Promachos nasce da un progetto che volevo portare avanti da tempo, specialmente dopo che scrissi il poema All’Ombra di una Guerra sulle Termopili, e successivamente l’Achilleion. Un lavoro incentrato sulla Guerra, e i personaggi, aedi che decantavano tale tematica in un ciclo rituale d’eccezione al pari di sacerdoti devoti alla propria divinità.

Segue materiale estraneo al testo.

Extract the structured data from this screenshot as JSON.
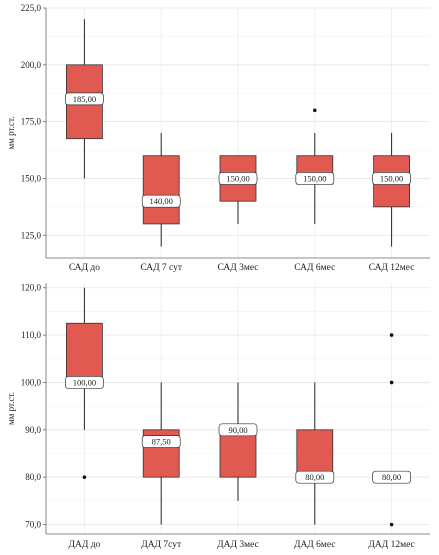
{
  "chart_data": [
    {
      "type": "boxplot",
      "ylabel": "мм рт.ст.",
      "ylim": [
        115,
        225
      ],
      "yticks": [
        125,
        150,
        175,
        200,
        225
      ],
      "ytick_labels": [
        "125,0",
        "150,0",
        "175,0",
        "200,0",
        "225,0"
      ],
      "grid": true,
      "box_color": "#e05a52",
      "categories": [
        "САД до",
        "САД 7 сут",
        "САД 3мес",
        "САД 6мес",
        "САД 12мес"
      ],
      "boxes": [
        {
          "whisker_low": 150,
          "q1": 167.5,
          "median": 185,
          "q3": 200,
          "whisker_high": 220,
          "outliers": [],
          "median_label": "185,00"
        },
        {
          "whisker_low": 120,
          "q1": 130,
          "median": 140,
          "q3": 160,
          "whisker_high": 170,
          "outliers": [],
          "median_label": "140,00"
        },
        {
          "whisker_low": 130,
          "q1": 140,
          "median": 150,
          "q3": 160,
          "whisker_high": 160,
          "outliers": [],
          "median_label": "150,00"
        },
        {
          "whisker_low": 130,
          "q1": 147.5,
          "median": 150,
          "q3": 160,
          "whisker_high": 170,
          "outliers": [
            180
          ],
          "median_label": "150,00"
        },
        {
          "whisker_low": 120,
          "q1": 137.5,
          "median": 150,
          "q3": 160,
          "whisker_high": 170,
          "outliers": [],
          "median_label": "150,00"
        }
      ]
    },
    {
      "type": "boxplot",
      "ylabel": "мм рт.ст.",
      "ylim": [
        68,
        121
      ],
      "yticks": [
        70,
        80,
        90,
        100,
        110,
        120
      ],
      "ytick_labels": [
        "70,0",
        "80,0",
        "90,0",
        "100,0",
        "110,0",
        "120,0"
      ],
      "grid": true,
      "box_color": "#e05a52",
      "categories": [
        "ДАД до",
        "ДАД 7сут",
        "ДАД 3мес",
        "ДАД 6мес",
        "ДАД 12мес"
      ],
      "boxes": [
        {
          "whisker_low": 90,
          "q1": 100,
          "median": 100,
          "q3": 112.5,
          "whisker_high": 120,
          "outliers": [
            80
          ],
          "median_label": "100,00"
        },
        {
          "whisker_low": 70,
          "q1": 80,
          "median": 87.5,
          "q3": 90,
          "whisker_high": 100,
          "outliers": [],
          "median_label": "87,50"
        },
        {
          "whisker_low": 75,
          "q1": 80,
          "median": 90,
          "q3": 90,
          "whisker_high": 100,
          "outliers": [],
          "median_label": "90,00"
        },
        {
          "whisker_low": 70,
          "q1": 80,
          "median": 80,
          "q3": 90,
          "whisker_high": 100,
          "outliers": [],
          "median_label": "80,00"
        },
        {
          "whisker_low": 80,
          "q1": 80,
          "median": 80,
          "q3": 80,
          "whisker_high": 80,
          "outliers": [
            70,
            100,
            110
          ],
          "median_label": "80,00"
        }
      ]
    }
  ]
}
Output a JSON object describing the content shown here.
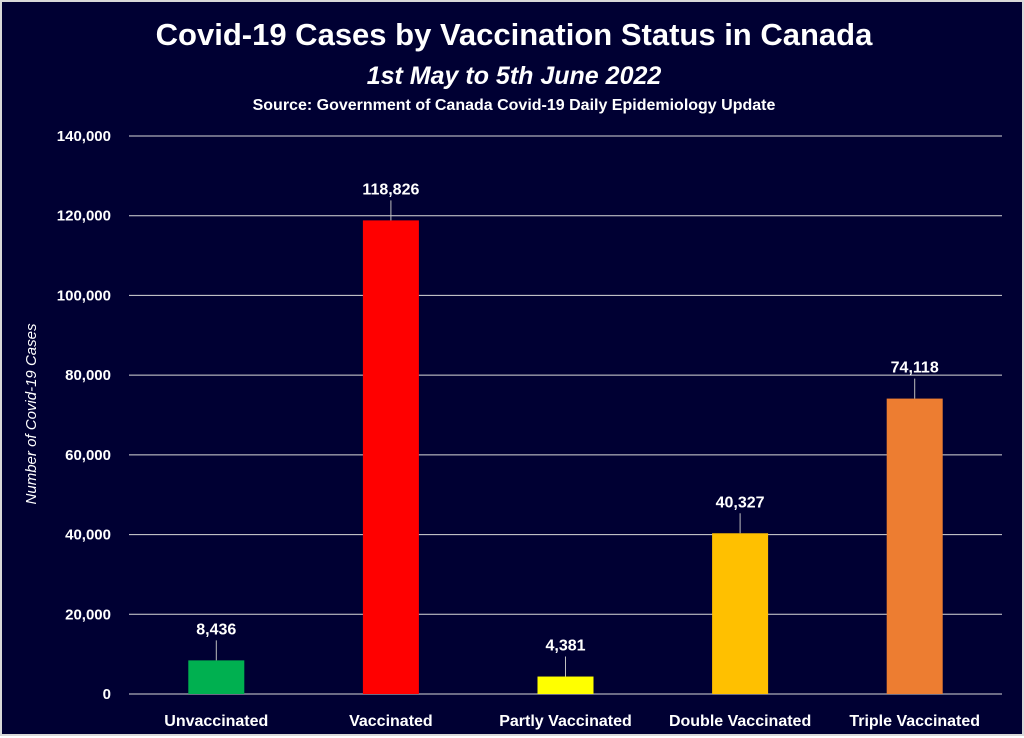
{
  "chart_data": {
    "type": "bar",
    "title": "Covid-19 Cases by Vaccination Status in Canada",
    "subtitle": "1st May to 5th June 2022",
    "source": "Source: Government of Canada Covid-19 Daily Epidemiology Update",
    "xlabel": "",
    "ylabel": "Number of Covid-19 Cases",
    "ylim": [
      0,
      140000
    ],
    "yticks": [
      0,
      20000,
      40000,
      60000,
      80000,
      100000,
      120000,
      140000
    ],
    "ytick_labels": [
      "0",
      "20,000",
      "40,000",
      "60,000",
      "80,000",
      "100,000",
      "120,000",
      "140,000"
    ],
    "categories": [
      "Unvaccinated",
      "Vaccinated",
      "Partly Vaccinated",
      "Double Vaccinated",
      "Triple Vaccinated"
    ],
    "values": [
      8436,
      118826,
      4381,
      40327,
      74118
    ],
    "value_labels": [
      "8,436",
      "118,826",
      "4,381",
      "40,327",
      "74,118"
    ],
    "colors": [
      "#00b050",
      "#ff0000",
      "#ffff00",
      "#ffc000",
      "#ed7d31"
    ],
    "background_color": "#000033",
    "grid": true,
    "legend": "none"
  }
}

Promachos è supportata da una trama avvincente che si evolve profondamente, a volte in maniera inattesa, lungo il proprio tessuto diegetico. Lo si evince anche dal fatto che i ponti narrativi, già presenti in altre mie opere precedenti, qui, sono stati curati nel minimo dettaglio, risultando molto più lunghi se non unici rispetto alla mia intera produzione di carattere epico-mitologico. Sarebbe un gravissimo errore affidarsi solo alle parti narrative per estrapolare il senso di tutta l’opera, il testo poetico è fondamentale ma tutto va visto nell’insieme. Inoltre, lo studio particolareggiato investe anche la scelta dei paradigmi mitici greci, intessendo fra loro un’inedita correlazione dal punto di vista dell’avventura; in sostanza, ho messo in rapporto personaggi, creature e luoghi apparentemente distanti tra loro, così creando anche qui una sfida unica. Diverse sono le sfumature sottese a ogni testo e ponte, soprattutto non manca la presenza di creature leggendarie, scontri epici e anche della magia (goeteia), secondo sempre concezioni dell’epoca, il tutto perfuso da un grande senso poetico.

Questa volta non mi sono rifatto alla tipologia del nostos, ma ho preferito rendere la storia più viva, più dinamica, insomma più avventurosa.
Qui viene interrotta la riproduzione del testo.